Knowing Is Not the Same as Embodying
One of the most practical parts of the conversation is the distinction between understanding your future self intellectually and actually embodying it in daily life.
It is one thing to read about growth, healing, or authenticity and think, yes, that resonates. It is quite another to respond differently when you are stressed, triggered, angry, afraid, or overwhelmed.
Kristen explains that this gap is often maintained by automatic patterns. Thoughts create emotions. Emotions trigger chemical responses in the body. Those chemical responses reinforce behaviours. Behaviours then create experiences that validate the original thoughts. The loop keeps repeating.
This is why self-awareness matters so much. If you cannot recognise the loop when it is happening, you are likely to keep living from habit rather than intention.
Breaking the Loop in Real Time
A major takeaway from the episode is that you can interrupt the cycle at any point. You might catch it at the level of thought. You might notice the emotion. You might become aware of your behaviour. Or you might recognise it only once the experience is already unfolding. The important thing is that awareness creates a doorway to change.

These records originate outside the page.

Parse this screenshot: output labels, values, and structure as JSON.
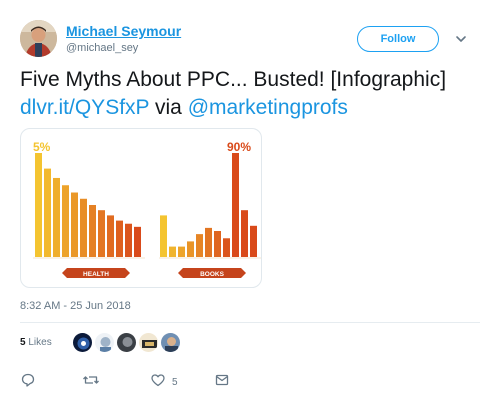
{
  "user": {
    "name": "Michael Seymour",
    "handle": "@michael_sey"
  },
  "follow_button": {
    "label": "Follow"
  },
  "tweet": {
    "text_main": "Five Myths About PPC... Busted! [Infographic]",
    "link": "dlvr.it/QYSfxP",
    "via_text": " via ",
    "mention": "@marketingprofs",
    "timestamp": "8:32 AM - 25 Jun 2018"
  },
  "infographic": {
    "left_value": "5%",
    "right_value": "90%",
    "left_label": "HEALTH",
    "right_label": "BOOKS",
    "left_bar_levels": [
      1.0,
      0.85,
      0.76,
      0.69,
      0.62,
      0.56,
      0.5,
      0.45,
      0.4,
      0.35,
      0.32,
      0.29
    ],
    "right_bar_levels": [
      0.4,
      0.1,
      0.1,
      0.15,
      0.22,
      0.28,
      0.25,
      0.18,
      1.0,
      0.45,
      0.3
    ],
    "colors": {
      "accent_yellow": "#f4c430",
      "accent_red": "#d94a1a",
      "ribbon": "#c5441c"
    }
  },
  "engagement": {
    "likes_count": "5",
    "likes_word": "Likes",
    "like_action_count": "5"
  },
  "icons": [
    "reply-icon",
    "retweet-icon",
    "like-icon",
    "message-icon",
    "chevron-down-icon"
  ],
  "colors": {
    "link": "#1b95e0",
    "secondary_text": "#657786",
    "follow_border": "#1da1f2"
  }
}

Kristen offers practical tools that can help. One is the simple pause of taking a few deep breaths. Another is mindfulness, not as an intimidating formal practice but as a return to direct experience. She suggests examples such as paying close attention to the textures and flavours of a meal or noticing colours and details on a walk that you would normally overlook.
These practices help quiet what she calls the “monkey mind”, the constant internal chatter that pulls attention away from the present. As that mental noise begins to settle, you become more capable of observing your reactions instead of being carried away by them.
Why Gratitude Changes Everything
One of the strongest practical tools discussed in the episode is gratitude. Kristen describes a moment when her mind spiralled into self-criticism and old conditioning. Instead of feeding the pattern, she consciously shifted her focus towards what she was grateful for.
That changed everything.
Gratitude does not deny difficulty or pain. It interrupts the emotional momentum of fear, anger, and shame. It gives your mind somewhere else to stand. As Kristen points out, the object of gratitude does not even have to be directly related to the problem in front of you. It can be your family, a friend, your body, your job, or simply the fact that you are still here.
That is what makes gratitude such a practical tool. It is accessible in almost any moment and can quickly help move you into a more grounded state.
Remembering Who You Really Are
Towards the end of the episode, Kristen shares simple reflective exercises to help listeners reconnect with themselves. These include speaking about yourself in the third person during an ordinary task, asking “Who am I?” in different ways, and even walking around your house like a detective investigating a missing person.
What makes these exercises powerful is that they help create separation between the persona you perform and the deeper self beneath it. They make self-inquiry feel experiential rather than abstract.
Ultimately, this conversation is an invitation to listen more closely to yourself. To notice the patterns you have inherited. To question the roles you have accepted. And to choose, with greater intention, the person you want to embody now.
The future self is not a distant destination. It is a way of living that begins with the next decision you make.